Painting Scar with smaller strokes doesn't mean Vickery gets to take it easy.

"I liken it physically to playing a football game. I go home and take a hot bath." He also avails himself three times a week of the physical therapist who is on call for the cast.

Financial and personal issues figured in Vickery's decision to play Scar again: Through at least next June--and longer if the show is extended--he will have a steady gig two freeway exits from his home, where he can be an everyday presence for his 10-year-old daughter and for his girlfriend. He also likes the sheer physical challenge of donning that 45-pound costume each night.

"He's just going to get totally trashed by this show by the time it ends, if it ever does end," says Robinson, who has played opposite Vickery in stage productions and on the "Star Trek" television spinoff "Deep Space Nine."

For his efforts, Vickery knows he will reap boos at every curtain call. Instead of taking a bow, he feigns a snarl and swipes a claw at the audience.

Actually, he says he couldn't take a bow if he wanted to, because his flying harness makes it impossible to bend over.

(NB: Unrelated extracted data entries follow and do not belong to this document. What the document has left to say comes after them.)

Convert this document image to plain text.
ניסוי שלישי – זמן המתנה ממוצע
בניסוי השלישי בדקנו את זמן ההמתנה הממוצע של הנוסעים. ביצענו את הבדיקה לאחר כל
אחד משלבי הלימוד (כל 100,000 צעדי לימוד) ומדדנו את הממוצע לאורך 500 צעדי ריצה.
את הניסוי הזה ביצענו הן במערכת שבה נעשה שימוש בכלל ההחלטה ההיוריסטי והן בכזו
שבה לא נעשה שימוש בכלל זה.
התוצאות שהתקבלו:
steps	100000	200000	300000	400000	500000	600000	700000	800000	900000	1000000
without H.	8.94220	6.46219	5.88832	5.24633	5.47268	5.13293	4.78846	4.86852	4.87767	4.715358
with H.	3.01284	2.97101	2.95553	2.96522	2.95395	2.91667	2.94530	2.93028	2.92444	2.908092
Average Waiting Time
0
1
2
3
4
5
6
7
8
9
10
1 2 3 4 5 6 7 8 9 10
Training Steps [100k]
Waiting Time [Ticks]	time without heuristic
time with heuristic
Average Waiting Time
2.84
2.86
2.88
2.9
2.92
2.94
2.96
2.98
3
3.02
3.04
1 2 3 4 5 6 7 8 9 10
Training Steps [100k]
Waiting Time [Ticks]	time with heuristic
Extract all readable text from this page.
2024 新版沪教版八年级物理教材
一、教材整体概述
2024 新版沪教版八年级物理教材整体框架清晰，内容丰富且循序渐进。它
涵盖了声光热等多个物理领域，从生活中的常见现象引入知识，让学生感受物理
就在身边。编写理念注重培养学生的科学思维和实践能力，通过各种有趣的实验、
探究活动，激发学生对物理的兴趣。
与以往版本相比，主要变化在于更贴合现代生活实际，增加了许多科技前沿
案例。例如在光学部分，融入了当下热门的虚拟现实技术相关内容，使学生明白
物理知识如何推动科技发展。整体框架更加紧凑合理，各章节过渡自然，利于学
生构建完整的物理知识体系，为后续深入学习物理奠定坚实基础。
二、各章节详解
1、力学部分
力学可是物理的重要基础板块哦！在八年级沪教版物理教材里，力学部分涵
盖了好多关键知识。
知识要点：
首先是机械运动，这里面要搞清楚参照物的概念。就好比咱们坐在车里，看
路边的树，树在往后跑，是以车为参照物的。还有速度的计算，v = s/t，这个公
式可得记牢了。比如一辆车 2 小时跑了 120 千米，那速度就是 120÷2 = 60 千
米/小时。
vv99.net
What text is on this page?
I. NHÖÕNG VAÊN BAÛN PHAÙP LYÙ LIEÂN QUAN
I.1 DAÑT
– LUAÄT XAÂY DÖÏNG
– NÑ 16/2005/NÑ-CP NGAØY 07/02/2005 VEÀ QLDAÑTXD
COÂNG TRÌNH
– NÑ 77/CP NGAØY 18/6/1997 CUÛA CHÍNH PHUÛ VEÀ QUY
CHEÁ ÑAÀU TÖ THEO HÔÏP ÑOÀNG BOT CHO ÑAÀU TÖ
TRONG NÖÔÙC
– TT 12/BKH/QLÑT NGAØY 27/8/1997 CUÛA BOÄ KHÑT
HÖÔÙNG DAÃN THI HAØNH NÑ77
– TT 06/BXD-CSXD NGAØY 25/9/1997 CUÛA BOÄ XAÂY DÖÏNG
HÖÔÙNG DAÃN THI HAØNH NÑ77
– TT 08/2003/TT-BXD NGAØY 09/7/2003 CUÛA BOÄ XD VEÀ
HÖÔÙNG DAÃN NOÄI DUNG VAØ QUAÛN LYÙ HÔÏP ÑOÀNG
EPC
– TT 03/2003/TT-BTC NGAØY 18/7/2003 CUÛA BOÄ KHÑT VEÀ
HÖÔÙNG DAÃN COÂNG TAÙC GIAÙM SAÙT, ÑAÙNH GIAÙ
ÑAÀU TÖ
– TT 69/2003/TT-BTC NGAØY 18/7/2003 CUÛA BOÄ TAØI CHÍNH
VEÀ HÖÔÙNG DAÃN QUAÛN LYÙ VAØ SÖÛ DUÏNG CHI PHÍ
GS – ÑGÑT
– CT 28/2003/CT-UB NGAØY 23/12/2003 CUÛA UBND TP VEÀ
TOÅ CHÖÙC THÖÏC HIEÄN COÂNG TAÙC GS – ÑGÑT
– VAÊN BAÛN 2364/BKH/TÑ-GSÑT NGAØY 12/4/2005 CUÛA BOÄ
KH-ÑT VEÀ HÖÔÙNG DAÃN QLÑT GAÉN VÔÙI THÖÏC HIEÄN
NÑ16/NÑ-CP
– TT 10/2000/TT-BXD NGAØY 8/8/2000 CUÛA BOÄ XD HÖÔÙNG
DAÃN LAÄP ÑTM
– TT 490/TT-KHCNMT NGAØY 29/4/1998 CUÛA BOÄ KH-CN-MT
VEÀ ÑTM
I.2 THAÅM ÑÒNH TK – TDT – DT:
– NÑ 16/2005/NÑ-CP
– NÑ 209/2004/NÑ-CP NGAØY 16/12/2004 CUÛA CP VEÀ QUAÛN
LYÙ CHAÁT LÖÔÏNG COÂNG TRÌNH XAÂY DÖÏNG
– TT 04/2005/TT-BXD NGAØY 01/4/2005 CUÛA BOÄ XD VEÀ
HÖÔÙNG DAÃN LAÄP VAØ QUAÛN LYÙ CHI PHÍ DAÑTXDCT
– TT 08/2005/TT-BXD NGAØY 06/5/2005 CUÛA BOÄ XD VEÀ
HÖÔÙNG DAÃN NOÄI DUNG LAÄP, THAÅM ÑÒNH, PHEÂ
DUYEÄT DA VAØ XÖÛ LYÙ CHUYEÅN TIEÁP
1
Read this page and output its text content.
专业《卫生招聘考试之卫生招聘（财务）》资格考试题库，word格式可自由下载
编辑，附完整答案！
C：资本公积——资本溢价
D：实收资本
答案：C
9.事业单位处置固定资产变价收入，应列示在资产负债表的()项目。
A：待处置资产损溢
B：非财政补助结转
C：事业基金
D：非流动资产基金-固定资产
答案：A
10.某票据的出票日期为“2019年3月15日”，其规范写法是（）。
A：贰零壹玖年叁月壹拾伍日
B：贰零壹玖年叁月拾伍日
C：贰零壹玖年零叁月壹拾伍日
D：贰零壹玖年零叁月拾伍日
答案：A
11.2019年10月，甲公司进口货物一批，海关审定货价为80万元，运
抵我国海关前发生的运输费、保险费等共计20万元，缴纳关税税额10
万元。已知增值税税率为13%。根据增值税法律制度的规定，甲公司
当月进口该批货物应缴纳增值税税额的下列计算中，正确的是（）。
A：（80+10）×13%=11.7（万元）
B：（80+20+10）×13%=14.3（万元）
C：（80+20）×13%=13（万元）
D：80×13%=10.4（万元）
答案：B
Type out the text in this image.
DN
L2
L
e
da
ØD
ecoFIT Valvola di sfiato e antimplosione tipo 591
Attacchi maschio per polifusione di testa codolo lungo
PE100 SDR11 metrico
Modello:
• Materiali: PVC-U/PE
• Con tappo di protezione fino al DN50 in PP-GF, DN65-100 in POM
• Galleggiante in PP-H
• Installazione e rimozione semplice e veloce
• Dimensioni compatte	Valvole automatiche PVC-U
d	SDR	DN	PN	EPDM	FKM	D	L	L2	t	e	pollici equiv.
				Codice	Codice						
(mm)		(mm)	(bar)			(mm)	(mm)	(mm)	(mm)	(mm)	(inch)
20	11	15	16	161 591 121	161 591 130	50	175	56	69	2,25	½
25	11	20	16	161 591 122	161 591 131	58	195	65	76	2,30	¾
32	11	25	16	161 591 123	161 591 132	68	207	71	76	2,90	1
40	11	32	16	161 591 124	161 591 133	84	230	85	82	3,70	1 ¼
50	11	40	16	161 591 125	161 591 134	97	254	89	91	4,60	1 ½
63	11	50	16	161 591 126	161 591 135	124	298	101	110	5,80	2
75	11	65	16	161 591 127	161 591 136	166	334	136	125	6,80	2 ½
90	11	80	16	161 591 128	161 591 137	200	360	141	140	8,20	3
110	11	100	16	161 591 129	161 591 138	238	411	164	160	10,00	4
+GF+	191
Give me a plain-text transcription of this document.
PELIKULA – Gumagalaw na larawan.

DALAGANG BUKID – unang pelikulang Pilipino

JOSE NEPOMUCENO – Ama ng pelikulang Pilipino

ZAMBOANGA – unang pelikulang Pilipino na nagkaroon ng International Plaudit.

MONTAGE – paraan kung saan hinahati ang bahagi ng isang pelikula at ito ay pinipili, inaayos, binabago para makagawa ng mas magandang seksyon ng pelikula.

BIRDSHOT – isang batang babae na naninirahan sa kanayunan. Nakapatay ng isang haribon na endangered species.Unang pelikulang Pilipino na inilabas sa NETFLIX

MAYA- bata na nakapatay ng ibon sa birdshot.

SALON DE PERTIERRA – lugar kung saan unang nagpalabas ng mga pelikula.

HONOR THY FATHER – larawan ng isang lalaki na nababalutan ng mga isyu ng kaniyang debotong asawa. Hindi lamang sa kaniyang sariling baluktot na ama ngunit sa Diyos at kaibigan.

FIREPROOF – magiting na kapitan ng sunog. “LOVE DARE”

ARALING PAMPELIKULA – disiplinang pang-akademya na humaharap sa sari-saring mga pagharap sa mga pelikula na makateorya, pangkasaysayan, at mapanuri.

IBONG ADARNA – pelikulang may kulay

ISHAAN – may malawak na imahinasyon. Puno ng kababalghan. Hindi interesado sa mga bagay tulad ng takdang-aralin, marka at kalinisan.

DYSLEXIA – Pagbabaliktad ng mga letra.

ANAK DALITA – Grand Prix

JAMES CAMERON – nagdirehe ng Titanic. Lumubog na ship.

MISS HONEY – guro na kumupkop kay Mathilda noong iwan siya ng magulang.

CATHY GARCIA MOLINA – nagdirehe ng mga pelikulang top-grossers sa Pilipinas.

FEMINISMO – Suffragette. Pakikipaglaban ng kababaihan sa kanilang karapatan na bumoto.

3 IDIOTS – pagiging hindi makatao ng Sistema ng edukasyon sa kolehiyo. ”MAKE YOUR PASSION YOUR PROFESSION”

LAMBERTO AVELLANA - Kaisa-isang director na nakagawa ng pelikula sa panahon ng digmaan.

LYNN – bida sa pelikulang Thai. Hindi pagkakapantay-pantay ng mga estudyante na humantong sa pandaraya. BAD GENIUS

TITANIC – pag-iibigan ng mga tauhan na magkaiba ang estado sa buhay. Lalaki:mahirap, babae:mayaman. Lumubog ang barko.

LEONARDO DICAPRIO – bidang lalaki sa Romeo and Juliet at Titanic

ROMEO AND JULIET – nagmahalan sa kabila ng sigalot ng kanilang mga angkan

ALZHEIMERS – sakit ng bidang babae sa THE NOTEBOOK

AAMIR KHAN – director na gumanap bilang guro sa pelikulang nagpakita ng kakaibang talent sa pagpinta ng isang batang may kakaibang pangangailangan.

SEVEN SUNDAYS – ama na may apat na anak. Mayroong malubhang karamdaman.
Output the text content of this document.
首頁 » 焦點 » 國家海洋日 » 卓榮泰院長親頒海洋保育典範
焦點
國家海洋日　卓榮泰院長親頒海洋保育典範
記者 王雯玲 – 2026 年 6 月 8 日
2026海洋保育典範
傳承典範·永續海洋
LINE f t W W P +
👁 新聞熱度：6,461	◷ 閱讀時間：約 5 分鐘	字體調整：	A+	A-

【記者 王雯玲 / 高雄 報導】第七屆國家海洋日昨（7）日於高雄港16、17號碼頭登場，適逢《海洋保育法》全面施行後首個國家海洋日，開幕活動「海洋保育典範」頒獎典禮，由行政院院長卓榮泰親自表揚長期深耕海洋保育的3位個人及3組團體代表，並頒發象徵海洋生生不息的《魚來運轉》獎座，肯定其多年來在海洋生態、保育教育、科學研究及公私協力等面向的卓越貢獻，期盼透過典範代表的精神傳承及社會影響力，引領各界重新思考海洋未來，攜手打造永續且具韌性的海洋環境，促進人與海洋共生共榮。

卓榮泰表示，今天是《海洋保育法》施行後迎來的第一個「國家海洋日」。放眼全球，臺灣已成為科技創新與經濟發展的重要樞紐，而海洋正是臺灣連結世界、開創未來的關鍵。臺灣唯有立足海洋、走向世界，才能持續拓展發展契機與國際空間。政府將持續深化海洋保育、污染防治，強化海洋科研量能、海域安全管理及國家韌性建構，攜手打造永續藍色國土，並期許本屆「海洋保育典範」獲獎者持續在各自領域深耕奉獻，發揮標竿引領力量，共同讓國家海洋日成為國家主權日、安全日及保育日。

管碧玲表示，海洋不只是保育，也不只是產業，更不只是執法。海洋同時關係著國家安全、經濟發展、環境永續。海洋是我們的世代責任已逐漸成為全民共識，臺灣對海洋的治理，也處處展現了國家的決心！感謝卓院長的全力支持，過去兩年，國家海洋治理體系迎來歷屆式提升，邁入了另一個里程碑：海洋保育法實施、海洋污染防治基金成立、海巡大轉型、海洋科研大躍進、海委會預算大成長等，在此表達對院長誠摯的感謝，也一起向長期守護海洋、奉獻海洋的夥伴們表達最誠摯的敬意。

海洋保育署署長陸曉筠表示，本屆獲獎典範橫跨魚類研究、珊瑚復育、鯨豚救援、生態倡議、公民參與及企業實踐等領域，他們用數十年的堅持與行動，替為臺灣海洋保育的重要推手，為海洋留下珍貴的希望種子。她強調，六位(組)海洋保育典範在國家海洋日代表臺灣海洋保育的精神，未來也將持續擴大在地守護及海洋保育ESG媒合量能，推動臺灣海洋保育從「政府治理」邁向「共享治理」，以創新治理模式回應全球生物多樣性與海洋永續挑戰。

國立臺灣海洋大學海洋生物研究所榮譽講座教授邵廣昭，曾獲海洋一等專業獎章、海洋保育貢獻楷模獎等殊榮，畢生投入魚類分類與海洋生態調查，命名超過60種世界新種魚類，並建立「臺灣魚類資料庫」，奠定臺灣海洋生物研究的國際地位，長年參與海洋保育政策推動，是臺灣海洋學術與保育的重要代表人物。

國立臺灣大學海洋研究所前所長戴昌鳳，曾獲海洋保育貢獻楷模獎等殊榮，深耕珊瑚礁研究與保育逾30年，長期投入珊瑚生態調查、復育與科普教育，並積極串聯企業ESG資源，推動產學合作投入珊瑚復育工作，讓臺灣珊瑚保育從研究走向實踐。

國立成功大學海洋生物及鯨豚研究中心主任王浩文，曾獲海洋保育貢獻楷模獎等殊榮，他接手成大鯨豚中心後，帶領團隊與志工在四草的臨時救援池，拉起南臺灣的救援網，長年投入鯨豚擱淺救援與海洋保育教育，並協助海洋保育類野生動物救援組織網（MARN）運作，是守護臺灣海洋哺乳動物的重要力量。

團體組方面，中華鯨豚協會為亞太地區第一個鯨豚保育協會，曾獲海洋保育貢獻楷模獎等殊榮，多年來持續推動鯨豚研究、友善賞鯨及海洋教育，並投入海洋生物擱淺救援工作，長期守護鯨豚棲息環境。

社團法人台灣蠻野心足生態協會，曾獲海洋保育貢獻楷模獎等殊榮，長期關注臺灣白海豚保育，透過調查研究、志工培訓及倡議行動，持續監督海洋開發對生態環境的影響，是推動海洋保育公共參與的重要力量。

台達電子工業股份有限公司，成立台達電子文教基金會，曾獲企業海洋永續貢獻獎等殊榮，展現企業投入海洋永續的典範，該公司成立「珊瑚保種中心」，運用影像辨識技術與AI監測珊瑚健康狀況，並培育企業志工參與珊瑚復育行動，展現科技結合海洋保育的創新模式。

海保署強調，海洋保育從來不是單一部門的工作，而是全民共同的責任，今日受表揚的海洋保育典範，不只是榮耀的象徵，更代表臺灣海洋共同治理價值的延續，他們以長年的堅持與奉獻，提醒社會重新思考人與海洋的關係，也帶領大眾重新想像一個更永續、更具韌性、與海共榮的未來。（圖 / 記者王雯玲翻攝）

"I presume I'm doing a good job if they're booing. It's a badge of honor," he says. "It's such a celebratory show, somebody's got to be the sourpuss."

* "The Lion King," Pantages Theatre, 6233 Hollywood Blvd. Tuesdays through Fridays, 8 p.m., Saturdays 2 and 8 p.m, Sundays 1 and 6:30 p.m., with occasional Wednesday matinees at 2 p.m. Ends June 30. $ 12-$ 127. (213) 365-5555 or (714) 703-2510.

John Vickery as Scar
The 34-piece costume worn by Vickery, shown with KaRonn A. Henderson, weighs 45 pounds.